Restoration is set in 2019, do you think that in the very near future we may start seeing technology advancing as much as it has in Restoration?
Unlikely! There is a lot of interesting brain/machine interface researching going on, but I don’ think we’ll get it as far as we show it. Honestly, we set Restoration in 2019 because it was about on the cusp of believability without us having to invest in serious production design to pitch the world as later. Also, Bladerunner is set in 2019, and we certainly don’t have flying cars or off-world colonies, so that was a nice reason to pick it. A little easter egg is if you look closely at the “mobile phone network” used by Oliver, it’s Nexus-6, which is the model number of the replicants in Bladerunner.
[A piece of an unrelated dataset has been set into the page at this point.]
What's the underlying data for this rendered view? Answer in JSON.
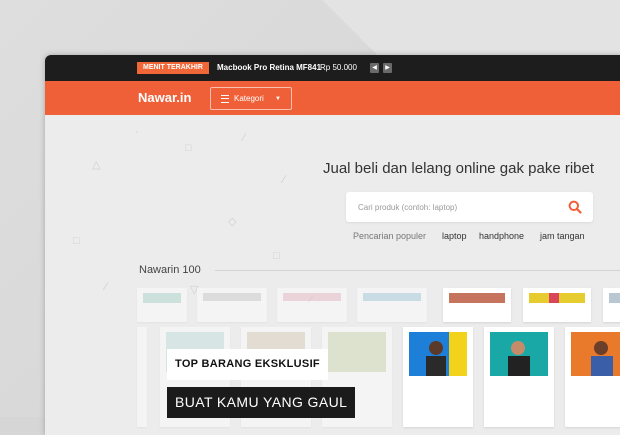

What kind of research was done when writing a series about technology advances that don’t exist yet?
We’re less interested in the technical specifics than the emotional and the personal. It is easy to assume that as a sci-fi writer that I’m interested in the technological “toys” so to be speak. But for me what’s fascinating about the printing press isn’t how the press itself worked (though that is pretty cool), but how the printing press reshaped the west: the Reformation – an increase in Empathy – Marx – Suffrage – were all made possible because of that technology. Human evolution and development is deeply tied to the tools that we create and use. They shape us and we shape them. Because I want to explore the human condition, then I have to explore technology.

We also looked into people who had suffered brain injury. There was one woman who could not remember her life before she had her accident, and one day she woke up having to take care of these kids who she can’t remember giving birth to, and had to relearn how to love a husband another version of her self married, but when she sat at the piano – she could play songs she never remembered playing. We found that really haunting.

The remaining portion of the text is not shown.